In 1888, a year before his passing, Damien’s beloved St. Philomena’s was destroyed in a violent tropical storm. Undaunted, he envisioned a much larger and more beautiful church. Again he prayed to God for the strength to complete what was to be his last building project. And complete it he did. Day after day Father Damien dragged his crippled body to the work site, a stonecutter’s hammer held in his wounded and heavily bandaged hand, his cassock grey with grime and tattered from hard use, his hair disheveled, his disfigured face seamed with cement dust and dirt, but his eyes dancing with joy as he poured his last strength into building God’s church, St. Philomena’s.

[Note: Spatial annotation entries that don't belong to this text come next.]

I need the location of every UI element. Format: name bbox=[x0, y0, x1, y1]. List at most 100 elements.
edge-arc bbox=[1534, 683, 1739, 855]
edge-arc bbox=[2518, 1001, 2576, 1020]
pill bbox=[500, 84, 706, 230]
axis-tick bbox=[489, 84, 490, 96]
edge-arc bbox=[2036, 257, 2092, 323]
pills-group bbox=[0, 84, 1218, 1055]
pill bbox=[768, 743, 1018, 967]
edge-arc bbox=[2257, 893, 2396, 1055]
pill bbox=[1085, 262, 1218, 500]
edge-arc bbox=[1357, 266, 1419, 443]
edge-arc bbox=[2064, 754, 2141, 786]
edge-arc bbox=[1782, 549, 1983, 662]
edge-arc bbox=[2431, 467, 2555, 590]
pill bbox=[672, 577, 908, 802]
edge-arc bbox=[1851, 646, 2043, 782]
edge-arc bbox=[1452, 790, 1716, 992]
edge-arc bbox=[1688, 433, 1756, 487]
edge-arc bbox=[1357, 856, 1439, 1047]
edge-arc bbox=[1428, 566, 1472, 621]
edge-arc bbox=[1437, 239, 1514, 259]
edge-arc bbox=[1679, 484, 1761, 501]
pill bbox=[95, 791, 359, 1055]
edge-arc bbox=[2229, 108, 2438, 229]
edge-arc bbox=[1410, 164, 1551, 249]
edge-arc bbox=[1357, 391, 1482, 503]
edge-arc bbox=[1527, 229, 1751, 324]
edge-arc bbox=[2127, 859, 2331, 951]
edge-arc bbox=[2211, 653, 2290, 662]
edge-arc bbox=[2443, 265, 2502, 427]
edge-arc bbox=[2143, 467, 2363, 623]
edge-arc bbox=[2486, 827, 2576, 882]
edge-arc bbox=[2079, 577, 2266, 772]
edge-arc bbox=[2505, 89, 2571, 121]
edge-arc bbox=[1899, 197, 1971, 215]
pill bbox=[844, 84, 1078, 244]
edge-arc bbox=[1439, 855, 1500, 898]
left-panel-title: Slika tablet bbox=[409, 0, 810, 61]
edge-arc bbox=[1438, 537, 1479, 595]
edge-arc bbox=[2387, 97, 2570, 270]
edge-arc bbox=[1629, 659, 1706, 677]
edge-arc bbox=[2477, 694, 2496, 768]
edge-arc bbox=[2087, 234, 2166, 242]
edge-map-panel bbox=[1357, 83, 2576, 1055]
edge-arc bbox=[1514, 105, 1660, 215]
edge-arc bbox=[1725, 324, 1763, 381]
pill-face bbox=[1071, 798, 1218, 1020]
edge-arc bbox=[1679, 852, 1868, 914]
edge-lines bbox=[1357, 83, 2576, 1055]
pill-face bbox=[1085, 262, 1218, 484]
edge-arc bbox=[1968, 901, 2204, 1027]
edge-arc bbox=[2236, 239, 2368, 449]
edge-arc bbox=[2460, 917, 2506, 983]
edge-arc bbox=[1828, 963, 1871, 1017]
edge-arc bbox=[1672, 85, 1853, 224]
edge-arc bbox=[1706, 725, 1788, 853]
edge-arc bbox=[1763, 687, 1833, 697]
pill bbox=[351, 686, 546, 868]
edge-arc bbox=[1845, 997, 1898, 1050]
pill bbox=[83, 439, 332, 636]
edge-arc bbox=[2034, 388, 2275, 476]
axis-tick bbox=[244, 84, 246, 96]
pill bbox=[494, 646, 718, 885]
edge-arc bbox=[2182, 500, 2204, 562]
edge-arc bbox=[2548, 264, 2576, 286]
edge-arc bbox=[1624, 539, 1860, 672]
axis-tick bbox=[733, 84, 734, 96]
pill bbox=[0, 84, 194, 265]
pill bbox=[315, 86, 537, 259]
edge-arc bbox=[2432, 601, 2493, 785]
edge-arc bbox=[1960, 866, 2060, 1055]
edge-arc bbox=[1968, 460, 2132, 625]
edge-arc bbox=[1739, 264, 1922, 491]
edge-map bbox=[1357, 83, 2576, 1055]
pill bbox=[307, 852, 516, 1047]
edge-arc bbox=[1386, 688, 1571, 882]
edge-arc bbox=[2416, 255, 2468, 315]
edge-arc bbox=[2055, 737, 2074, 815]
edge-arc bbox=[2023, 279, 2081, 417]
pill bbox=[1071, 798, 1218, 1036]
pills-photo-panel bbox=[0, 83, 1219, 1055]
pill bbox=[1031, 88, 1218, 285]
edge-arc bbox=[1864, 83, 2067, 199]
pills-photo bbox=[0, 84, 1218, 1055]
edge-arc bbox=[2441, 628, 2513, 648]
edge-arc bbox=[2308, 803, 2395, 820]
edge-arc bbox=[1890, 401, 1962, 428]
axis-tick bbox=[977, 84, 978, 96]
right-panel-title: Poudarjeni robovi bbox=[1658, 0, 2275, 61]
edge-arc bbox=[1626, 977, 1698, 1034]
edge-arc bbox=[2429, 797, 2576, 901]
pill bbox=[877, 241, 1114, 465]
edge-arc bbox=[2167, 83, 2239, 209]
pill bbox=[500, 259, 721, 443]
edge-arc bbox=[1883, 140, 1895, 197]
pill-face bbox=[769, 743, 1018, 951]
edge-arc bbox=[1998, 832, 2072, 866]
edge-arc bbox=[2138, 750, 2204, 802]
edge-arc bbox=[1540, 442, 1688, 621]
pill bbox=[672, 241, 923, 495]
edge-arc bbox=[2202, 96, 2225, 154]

To the nuns who late in his life had come to help him care for the lepers, especially for the orphans among them, Father Damien cried out blissfully, “Now, Sisters, I have finished the work our dear Lord has given me to do, and I am ready now to go home.” To his beloved brother he wrote, “Pray for me who am dragging myself gently toward my tomb, that the good God fortify me and give me the grace of perseverance and a good death.” In his last days he had written, “I am the happiest of men, for I serve the Lord through the poor and sick children rejected by everyone else.” And so it was that, on April 15, 1889, Father Damien blissfully rejoined his heavenly Beloved.

All the world is my friend
When I learn how to share my love—
When I stretch out my hand and smile,
When I live from above.

In divine friendship,
For Ananda’s “Thank You, God” Tithing

One Comment

  1. Beautiful, Prakash, thank you so much. Fr. Damien has been a hero of mine since I was a boy.